The hospital is using a new tumor preservation method and is one of only a few hospitals in the world to contribute to ground-breaking research.
Dr. Robert Lober says Dayton Children’s developed a new way of preserving and growing removed brain tumors, allowing the tissue to be studied more closely.
Prior to this, tumor tissue was frozen and doctors would lose valuable “information” because of that. That means doctors and researchers have never really had much to work with.

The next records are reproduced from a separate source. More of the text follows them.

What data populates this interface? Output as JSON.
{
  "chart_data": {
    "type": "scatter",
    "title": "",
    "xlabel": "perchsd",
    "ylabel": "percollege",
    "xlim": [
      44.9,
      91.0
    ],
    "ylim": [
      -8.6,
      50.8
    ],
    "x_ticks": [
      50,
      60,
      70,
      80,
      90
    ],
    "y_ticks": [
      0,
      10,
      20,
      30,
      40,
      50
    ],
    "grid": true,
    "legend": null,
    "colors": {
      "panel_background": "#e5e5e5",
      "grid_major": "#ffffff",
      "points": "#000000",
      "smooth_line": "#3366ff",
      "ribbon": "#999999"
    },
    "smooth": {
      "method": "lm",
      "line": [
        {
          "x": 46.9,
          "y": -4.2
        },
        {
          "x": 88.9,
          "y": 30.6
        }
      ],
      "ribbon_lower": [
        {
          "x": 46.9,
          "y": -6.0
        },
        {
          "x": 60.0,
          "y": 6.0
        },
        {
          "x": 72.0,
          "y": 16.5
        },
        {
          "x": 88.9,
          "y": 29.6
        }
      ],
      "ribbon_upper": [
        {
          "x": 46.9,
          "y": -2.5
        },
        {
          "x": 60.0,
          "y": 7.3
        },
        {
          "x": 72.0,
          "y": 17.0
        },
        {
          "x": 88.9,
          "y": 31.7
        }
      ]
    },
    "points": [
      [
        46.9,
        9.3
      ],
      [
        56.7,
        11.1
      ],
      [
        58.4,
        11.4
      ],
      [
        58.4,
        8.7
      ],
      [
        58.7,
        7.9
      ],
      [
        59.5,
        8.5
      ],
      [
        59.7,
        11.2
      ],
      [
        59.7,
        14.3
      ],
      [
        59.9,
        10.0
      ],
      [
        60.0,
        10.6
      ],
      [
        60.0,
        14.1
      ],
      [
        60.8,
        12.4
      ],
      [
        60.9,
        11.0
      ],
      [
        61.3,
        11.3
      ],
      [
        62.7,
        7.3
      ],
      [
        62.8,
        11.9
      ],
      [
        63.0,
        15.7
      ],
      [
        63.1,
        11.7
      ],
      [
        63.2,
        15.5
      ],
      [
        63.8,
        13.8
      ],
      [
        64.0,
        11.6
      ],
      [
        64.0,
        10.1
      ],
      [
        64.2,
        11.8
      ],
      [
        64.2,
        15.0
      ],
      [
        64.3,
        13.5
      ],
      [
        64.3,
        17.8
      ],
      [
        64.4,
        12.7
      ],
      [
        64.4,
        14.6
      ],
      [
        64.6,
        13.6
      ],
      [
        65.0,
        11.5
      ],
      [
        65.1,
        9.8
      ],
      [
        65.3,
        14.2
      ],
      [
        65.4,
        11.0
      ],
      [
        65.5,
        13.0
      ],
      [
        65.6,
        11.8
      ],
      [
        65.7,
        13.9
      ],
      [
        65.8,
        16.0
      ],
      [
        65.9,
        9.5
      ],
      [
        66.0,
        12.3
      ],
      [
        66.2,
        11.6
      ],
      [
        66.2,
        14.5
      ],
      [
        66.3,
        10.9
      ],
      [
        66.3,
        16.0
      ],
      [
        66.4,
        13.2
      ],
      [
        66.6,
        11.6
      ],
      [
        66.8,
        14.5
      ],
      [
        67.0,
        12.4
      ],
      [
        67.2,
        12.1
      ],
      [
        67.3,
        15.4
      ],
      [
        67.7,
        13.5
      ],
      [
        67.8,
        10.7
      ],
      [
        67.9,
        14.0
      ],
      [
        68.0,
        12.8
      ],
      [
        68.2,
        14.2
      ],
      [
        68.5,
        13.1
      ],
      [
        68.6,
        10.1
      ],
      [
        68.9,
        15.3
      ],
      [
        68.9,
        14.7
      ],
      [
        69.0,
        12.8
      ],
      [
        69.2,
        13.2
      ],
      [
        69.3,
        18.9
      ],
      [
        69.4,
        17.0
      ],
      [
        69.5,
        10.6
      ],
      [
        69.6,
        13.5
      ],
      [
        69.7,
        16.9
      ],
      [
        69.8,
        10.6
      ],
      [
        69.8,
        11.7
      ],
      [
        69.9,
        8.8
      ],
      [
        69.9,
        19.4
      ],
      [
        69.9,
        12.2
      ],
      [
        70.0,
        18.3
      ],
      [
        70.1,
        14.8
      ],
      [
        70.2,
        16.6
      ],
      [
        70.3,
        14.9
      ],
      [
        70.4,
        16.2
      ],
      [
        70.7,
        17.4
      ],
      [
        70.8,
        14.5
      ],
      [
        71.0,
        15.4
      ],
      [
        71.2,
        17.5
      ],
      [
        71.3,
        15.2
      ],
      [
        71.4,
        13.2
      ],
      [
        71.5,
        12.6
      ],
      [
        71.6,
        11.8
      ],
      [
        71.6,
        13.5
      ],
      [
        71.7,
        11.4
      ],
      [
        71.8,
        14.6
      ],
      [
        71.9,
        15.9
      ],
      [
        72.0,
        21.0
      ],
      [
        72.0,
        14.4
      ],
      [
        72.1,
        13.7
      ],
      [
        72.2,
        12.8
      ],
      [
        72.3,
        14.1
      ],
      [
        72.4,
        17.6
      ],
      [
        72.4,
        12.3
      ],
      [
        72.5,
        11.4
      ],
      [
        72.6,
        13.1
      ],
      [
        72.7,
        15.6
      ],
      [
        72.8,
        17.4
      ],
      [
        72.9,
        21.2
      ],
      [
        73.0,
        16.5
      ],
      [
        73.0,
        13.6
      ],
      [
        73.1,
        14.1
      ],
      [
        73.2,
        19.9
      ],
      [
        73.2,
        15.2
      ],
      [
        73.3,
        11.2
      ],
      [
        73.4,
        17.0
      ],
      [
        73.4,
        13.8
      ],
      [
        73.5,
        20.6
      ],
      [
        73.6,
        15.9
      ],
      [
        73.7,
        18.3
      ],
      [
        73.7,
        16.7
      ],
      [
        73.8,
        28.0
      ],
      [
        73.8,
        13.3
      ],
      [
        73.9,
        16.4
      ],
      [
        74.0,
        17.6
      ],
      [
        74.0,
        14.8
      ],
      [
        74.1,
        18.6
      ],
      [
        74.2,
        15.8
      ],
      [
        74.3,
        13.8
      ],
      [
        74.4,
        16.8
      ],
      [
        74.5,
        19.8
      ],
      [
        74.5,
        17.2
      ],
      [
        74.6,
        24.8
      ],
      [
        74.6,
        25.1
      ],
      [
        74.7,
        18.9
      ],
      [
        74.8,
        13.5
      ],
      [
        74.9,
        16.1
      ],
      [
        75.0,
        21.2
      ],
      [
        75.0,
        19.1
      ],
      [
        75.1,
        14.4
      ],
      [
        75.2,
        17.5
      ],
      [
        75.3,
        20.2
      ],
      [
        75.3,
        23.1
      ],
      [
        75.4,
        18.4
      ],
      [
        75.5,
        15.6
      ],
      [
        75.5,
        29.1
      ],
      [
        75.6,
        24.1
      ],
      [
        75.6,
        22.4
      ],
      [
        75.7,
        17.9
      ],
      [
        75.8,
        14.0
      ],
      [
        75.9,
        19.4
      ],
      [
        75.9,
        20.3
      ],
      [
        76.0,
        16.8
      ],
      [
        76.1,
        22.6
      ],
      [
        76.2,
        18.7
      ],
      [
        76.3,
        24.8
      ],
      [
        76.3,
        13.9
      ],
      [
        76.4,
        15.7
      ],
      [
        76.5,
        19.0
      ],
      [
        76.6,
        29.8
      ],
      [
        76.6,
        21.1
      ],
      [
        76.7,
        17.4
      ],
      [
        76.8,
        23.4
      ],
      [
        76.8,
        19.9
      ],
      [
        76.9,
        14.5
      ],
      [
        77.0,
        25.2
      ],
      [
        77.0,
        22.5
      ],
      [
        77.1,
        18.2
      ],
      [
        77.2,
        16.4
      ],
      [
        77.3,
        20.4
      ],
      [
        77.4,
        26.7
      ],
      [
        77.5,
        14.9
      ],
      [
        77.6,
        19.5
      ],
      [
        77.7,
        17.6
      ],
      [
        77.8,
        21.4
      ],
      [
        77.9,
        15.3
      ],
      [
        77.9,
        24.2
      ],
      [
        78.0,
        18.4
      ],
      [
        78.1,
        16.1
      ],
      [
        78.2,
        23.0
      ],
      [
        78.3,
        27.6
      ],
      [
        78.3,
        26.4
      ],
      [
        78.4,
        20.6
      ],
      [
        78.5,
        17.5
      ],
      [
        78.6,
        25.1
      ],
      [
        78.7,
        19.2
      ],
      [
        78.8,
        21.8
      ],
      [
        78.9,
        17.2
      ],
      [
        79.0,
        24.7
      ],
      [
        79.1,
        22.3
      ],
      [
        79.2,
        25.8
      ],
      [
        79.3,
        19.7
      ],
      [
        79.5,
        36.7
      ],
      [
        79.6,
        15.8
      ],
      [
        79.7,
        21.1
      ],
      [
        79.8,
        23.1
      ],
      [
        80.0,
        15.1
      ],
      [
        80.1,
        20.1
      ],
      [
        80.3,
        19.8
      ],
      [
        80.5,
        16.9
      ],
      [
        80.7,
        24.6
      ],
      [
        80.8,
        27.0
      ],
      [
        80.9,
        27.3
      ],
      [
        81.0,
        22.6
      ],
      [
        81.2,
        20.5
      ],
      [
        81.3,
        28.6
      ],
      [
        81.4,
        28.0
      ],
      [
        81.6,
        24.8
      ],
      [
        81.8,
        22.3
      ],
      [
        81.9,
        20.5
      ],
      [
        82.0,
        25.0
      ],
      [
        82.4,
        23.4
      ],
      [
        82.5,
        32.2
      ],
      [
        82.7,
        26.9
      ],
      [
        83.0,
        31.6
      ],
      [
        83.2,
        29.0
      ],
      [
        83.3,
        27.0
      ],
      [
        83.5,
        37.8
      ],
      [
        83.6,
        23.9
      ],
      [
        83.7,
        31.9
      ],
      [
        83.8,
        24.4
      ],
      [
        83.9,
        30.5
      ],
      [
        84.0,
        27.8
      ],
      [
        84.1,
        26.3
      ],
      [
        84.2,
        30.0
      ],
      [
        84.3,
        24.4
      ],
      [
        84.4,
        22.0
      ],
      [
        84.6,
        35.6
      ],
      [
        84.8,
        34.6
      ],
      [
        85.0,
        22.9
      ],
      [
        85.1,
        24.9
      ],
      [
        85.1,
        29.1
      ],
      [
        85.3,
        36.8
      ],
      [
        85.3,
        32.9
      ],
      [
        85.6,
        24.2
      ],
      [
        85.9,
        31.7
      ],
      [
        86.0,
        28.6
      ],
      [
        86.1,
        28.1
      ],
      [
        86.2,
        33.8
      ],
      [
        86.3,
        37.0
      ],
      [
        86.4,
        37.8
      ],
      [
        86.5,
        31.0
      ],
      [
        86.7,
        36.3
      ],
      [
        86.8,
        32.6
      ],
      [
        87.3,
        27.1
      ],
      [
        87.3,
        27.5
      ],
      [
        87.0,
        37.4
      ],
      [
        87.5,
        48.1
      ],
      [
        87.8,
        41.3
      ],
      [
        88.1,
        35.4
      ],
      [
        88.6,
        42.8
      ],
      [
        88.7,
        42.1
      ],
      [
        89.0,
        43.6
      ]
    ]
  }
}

Neurosurgeons like Robert Lober and his patients will soon change how researchers fight brain cancer.
“They are not just cells in a dish. They have meaning for me. I know the child that they came out of. I know what the child has faced because of those cells in a dish,” said Lober.
20 tumors from Miami Valley patients will be made available to the Children’s Brain Tumor Tissue Consortium (CBTTC).
One of the tumors will come from 12-year-old Blake Barr.
“I just thought it would be a normal trip to the hospital. I thought I would walk in, they would check me and I’d be home,” said Barr.
He was just 10 when doctors told Blake and his mother Amberlyn that Blake had a softball seized brain tumor.
“I was in shock. Something was hidden in my son and had no idea,” said Amberlyn.
Thankfully, Blake recovered with his family is by his side. He’ll tell you it’s almost like nothing happened.
“I had to do radiation treatment. Proton radiation. It was a tough journey but I still made it through,” said Blake.
Dr. Lober says children like Blake could help researchers find a cure for brain cancer.
With a more centralized information and testing bank, who knows what could happen.
“This is a level of detail that has not been done anywhere else,” said Dr. Lober.
Right now the new database has more than 1,000 patients in it that has 30 different types of tumors. They expect the numbers to grow.